Esta semana que passou foi pródiga em demonstrar o quanto o futebol está imerso em jogos de interesses diversos. Assuntos não faltaram. O cardápio esportivo pode ser aberto e o pedido feito ao gosto do freguês.
O São Paulo Esporte Clube, teima em ficar com a taça da bolinha. Sport e Flamengo são declarados, pasmen, campeões de um mesmo torneio. Os clubes e a televisão promovem um "campeonato" a parte, a disputa é acirrada, e o que menos se discute são os interesses dos torcedores e torcedoras deste imenso país.
Entre os componentes citados, a situação que mais expressa o que significa o fenômeno esportivo nos dias de hoje, indubitavelmente, é a relação entre televisão e esporte, especificamente o futebol, e embora o fato tenha eclodido esta semana, o seu germem vem do ano passado e começa com o CADE (Conselho Administrativo de Defesa Econômica) e, por que não dizer, quando da eleição do senhor Fábio Koff, presidente do Clube dos 13 (C13), desafeto da figura por demais carimbada, o senhor Ricardo Teixeira. Este, mais a rede globo de televisão (leia-se Marcelo Campos Pinto, da Globo Esporte), protagonizaram um rico capítulo sobre política, economia e esporte.
No ano passado, o CADE (Conselhor Administrativo de Defesa Econômica), vetou o monopólio de transmissão do campeonato brasileiro pela Rede Globo, permitindo que todas as tvs nacionais entrassem na luta pelo direito de transmitir o torneio dos anos de 2012, 2013 e 2014, já que o de 2011 ainda pertence a Globo.
Entraram na briga, para peitar a Globo, a Rede Record e a Rede TV!. Junto com a Globo, está o senhor Ricardo Teixeira que, tendo o seu candidato, Kleber Leite, que também era o candidato da Globo, sido derrotado nas últimas eleições para presidir o C13, fez duas jogadas de mestre: 1) anunciou logo após o resultado da eleição que o Morumbi estava fora da abertura da Copa 2014 e b) entregou a Taça das bolinhas ao São Paulo Esporte Clube. A primeira atitude puni o São Paulo de Juvenal Juvêncio, principal articulador da eleição do Fábio Koff e a segunda joga o São Paulo contra o Flamengo, com a nítida intensão de rachar o C13 que, historicamente, é quem negocia os direitos de imagem dos clubes que fazem parte do seu plantel.
Dos times que compõem o C13, dois são fundamentais nesta celeuma capitaneada pelo senhor Ricardo Teixeria e Rede Globo, trata-se de Corinthians e Flamengo. Ambos nunca se contentaram com a fórmula utilizada pelo C13 na partilha dos direitos de imagem, alegando que tem maior audiência que todos os outros clubes da lista e que, portanto, teriam que ser tratados diferencialmente.

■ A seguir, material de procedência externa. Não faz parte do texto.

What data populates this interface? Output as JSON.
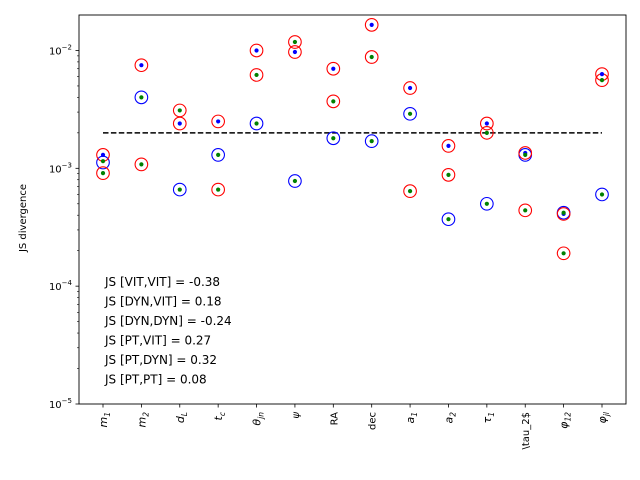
{
  "chart_data": {
    "type": "scatter",
    "title": "",
    "xlabel": "",
    "ylabel": "JS divergence",
    "yscale": "log",
    "ylim": [
      1e-05,
      0.02
    ],
    "grid": false,
    "categories": [
      "m_1",
      "m_2",
      "d_L",
      "t_c",
      "θ_jn",
      "ψ",
      "RA",
      "dec",
      "a_1",
      "a_2",
      "τ_1",
      "\\tau_2$",
      "φ_12",
      "φ_jl"
    ],
    "category_styles": [
      "math",
      "math",
      "math",
      "math",
      "math",
      "math",
      "plain",
      "plain",
      "math",
      "math",
      "math",
      "plain",
      "math",
      "math"
    ],
    "y_ticks": [
      {
        "value": 1e-05,
        "base": "10",
        "exp": "−5"
      },
      {
        "value": 0.0001,
        "base": "10",
        "exp": "−4"
      },
      {
        "value": 0.001,
        "base": "10",
        "exp": "−3"
      },
      {
        "value": 0.01,
        "base": "10",
        "exp": "−2"
      }
    ],
    "threshold": {
      "value": 0.002,
      "style": "dashed",
      "color": "#000000"
    },
    "series": [
      {
        "marker": "blue-circle",
        "color": "#0000ff",
        "values": [
          0.00112,
          0.004,
          0.00066,
          0.0013,
          0.0024,
          0.00078,
          0.0018,
          0.0017,
          0.0029,
          0.00037,
          0.0005,
          0.0013,
          0.00042,
          0.0006
        ]
      },
      {
        "marker": "red-circle",
        "color": "#ff0000",
        "values": [
          0.0013,
          0.0075,
          0.0024,
          0.0025,
          0.01,
          0.0097,
          0.007,
          0.0165,
          0.0048,
          0.00155,
          0.0024,
          0.00135,
          0.00041,
          0.0063
        ]
      },
      {
        "marker": "red-circle",
        "color": "#ff0000",
        "values": [
          0.00091,
          0.00108,
          0.0031,
          0.00066,
          0.0062,
          0.0118,
          0.0037,
          0.0088,
          0.00064,
          0.00088,
          0.002,
          0.00044,
          0.00019,
          0.0056
        ]
      },
      {
        "marker": "blue-dot",
        "color": "#0000ff",
        "values": [
          0.0013,
          0.0075,
          0.0024,
          0.0025,
          0.01,
          0.0097,
          0.007,
          0.0165,
          0.0048,
          0.00155,
          0.0024,
          0.00135,
          0.00041,
          0.0063
        ]
      },
      {
        "marker": "green-dot",
        "color": "#008000",
        "values": [
          0.00091,
          0.00108,
          0.00066,
          0.00066,
          0.0062,
          0.0118,
          0.0037,
          0.0088,
          0.00064,
          0.00088,
          0.002,
          0.00044,
          0.00019,
          0.0056
        ]
      },
      {
        "marker": "green-dot",
        "color": "#008000",
        "values": [
          0.00115,
          0.004,
          0.0031,
          0.0013,
          0.0024,
          0.00078,
          0.0018,
          0.0017,
          0.0029,
          0.00037,
          0.0005,
          0.0013,
          0.00042,
          0.0006
        ]
      }
    ],
    "annotations": [
      "JS [VIT,VIT] = -0.38",
      "JS [DYN,VIT] = 0.18",
      "JS [DYN,DYN] = -0.24",
      "JS [PT,VIT] = 0.27",
      "JS [PT,DYN] = 0.32",
      "JS [PT,PT] = 0.08"
    ]
  }
}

Quarta-feira, 23, o Flamengo deu um passo à frente para conquistar o que sempre sonhou: tratamento diferenciado. Junto com o Botafogo, Fluminense e Vasco, anunciou que negociará diretamente com as redes de televisão que tiverem interesses na venda dos direitos de transmissão do brasileirão do triênio 2012, 2013 e 2014, deixando de lado, portanto, o C13. O presidente da entidade disse não ser possível esse tratamento diferenciado, pois um jogo do campeonato envolve dois times (em parte, pois estamos observando que envolve muito mais do que dois times), lembrando também que pelo estatuto do clube não existe previsão de negociação em separado.
O fato é que a celeuma tá posta e somente os interesses dos clubes e das redes de televisão estão em discussão. Até parece que estas não são concessões públicas. O que cabe para o torcedor? Qual a dimensão da sua participação nesta decisão? Como podemos opinar? De que maneira podemos particpar deste debate? Os canais de televisão podem passar os jogos que querem e bem entendem?
Outras perguntas surgem: qual o real interesse da CBF pela Rede Globo de televisão? Por que esta tem um ágio de 10% em relação às outras redes de tv? Por que somente agora, depois de anos de "sofrimento" o Flamengo e o Corinthians, entre outros, resolveram peitar o C13? Como fica a dívida desses clubes com a entidade?
Acompanhemos o desenrolar dos acontecimentos, pois este jogo não tem somente 90 minutos. Teremos prorrogações e disputas de penaltis e, quem sabe, para felicidade de poucos que comandam o destino do futebol, que para muitos é apenas paixão, emoção e rede balançando, se o resultado ao final não atender os seus interesses, ainda resta o tapetão.